You capture Venice so deftly. Did you feel previous authors leaning over your shoulder?
Venice is my favorite city. I was an intern at the Peggy Guggenheim Collection after college and it never left me. But yes, I resisted writing about it for a while because it’s one of those places that is the setting of so many stories. And Henry James did it so well 100 years ago.
And, of course, Death in Venice—though I get more Fitzgerald than Mann in A Beautiful Crime.
Absolutely! I am cursed by my first reading of Gatsby. I live in a bad shadow of it. It always enters my books even when I don’t mean it to. Fitzgerald captures this tone of people mourning while celebrating, of sorrow shot through the heart of extreme glamour—that’s Venice. So, fortunately, Gatsby resonates especially with the themes of this book. Clay and Nick have these new freedoms but don’t have the same wild independence of my generation. Gay men must now come to terms with the past, what to do with it. Venice, too, has been exploiting former splendors—past glories—but is slowly perishing. Something like the radical bohemianism of gay culture now: We are so good at denying that something is dying until it’s too late.
Because this novel is so well-plotted, I wonder if you make an outline.
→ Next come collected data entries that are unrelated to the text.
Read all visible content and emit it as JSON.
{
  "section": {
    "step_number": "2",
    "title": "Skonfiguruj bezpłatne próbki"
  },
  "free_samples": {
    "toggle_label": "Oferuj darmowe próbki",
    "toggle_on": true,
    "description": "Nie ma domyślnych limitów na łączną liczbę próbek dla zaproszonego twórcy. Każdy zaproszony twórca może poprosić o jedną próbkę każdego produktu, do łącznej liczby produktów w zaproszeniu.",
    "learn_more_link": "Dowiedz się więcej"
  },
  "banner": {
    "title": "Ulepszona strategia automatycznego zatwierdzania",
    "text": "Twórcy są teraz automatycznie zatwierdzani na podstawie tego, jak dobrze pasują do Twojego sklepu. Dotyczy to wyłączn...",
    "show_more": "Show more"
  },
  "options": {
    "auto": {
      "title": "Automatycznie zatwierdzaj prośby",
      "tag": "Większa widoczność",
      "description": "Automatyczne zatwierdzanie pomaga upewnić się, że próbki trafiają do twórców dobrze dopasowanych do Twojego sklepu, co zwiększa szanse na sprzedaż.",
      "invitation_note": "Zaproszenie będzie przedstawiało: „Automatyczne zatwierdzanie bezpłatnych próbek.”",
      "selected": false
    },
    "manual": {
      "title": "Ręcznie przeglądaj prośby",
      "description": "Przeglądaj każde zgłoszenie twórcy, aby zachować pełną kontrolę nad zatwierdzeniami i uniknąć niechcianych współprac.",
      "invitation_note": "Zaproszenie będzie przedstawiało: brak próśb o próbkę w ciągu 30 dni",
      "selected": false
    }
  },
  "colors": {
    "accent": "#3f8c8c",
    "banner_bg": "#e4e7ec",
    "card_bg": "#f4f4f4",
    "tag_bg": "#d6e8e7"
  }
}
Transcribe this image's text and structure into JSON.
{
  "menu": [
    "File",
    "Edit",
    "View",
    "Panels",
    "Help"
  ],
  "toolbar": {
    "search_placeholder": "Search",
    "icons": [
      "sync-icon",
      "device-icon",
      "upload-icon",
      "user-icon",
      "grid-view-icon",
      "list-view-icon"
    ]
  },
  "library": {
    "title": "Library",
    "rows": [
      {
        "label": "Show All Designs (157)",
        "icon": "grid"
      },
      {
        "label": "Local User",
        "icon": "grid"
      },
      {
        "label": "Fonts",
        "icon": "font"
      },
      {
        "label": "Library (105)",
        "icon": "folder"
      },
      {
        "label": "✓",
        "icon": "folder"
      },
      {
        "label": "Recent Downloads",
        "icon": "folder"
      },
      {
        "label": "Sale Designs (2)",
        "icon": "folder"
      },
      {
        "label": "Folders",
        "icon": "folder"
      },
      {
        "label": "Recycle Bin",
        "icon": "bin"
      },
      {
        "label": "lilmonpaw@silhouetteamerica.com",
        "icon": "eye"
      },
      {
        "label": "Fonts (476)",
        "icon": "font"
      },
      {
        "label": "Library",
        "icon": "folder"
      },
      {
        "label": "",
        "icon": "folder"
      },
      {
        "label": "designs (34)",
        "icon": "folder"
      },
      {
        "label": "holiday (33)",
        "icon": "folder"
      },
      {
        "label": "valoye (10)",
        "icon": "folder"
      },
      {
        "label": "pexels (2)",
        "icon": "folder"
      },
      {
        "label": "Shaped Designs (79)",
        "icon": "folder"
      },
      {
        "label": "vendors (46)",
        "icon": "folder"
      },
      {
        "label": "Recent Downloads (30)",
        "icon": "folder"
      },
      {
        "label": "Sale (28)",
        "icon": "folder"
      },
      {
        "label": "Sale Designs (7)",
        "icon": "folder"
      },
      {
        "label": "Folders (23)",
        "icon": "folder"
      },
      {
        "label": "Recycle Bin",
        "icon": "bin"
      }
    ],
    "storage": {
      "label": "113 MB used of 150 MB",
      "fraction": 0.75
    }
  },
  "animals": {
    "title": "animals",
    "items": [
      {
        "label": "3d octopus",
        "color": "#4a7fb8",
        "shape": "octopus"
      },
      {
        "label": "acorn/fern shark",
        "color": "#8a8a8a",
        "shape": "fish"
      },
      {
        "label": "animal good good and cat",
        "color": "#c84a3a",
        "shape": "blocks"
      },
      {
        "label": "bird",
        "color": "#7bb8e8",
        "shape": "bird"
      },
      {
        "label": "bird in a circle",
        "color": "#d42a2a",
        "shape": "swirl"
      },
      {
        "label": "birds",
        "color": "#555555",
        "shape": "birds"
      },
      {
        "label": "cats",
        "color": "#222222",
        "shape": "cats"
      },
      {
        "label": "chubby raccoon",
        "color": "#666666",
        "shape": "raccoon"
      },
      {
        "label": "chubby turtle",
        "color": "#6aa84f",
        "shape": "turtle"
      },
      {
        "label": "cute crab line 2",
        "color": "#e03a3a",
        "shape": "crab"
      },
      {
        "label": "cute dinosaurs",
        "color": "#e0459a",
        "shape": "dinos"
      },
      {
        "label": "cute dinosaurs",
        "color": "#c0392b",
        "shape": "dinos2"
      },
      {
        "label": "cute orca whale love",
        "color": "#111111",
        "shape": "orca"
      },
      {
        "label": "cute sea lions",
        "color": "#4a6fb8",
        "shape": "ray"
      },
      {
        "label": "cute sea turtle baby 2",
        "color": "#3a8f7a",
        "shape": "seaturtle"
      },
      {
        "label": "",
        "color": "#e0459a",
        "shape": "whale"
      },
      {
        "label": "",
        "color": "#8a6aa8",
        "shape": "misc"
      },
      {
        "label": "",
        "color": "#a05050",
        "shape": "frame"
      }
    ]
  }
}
Never. My theory is that you are not building a shelf by IKEA, but sometimes I wonder if that schtick is just laziness masking itself as wisdom. (Laughs.) I know that most “mass market” authors use outlines, while so-called literary writers may not. But now, as I get older, I admire stealth and speed. Producing words. I bought this place in the Berkshires thinking I’d be more productive, but I can get distracted—fascinated—by a small animal outside the window. In New York, someone can be brutally murdered next door and I’ll just keep working.
Steven Drukman is a Pulitzer Prize-nominated playwright.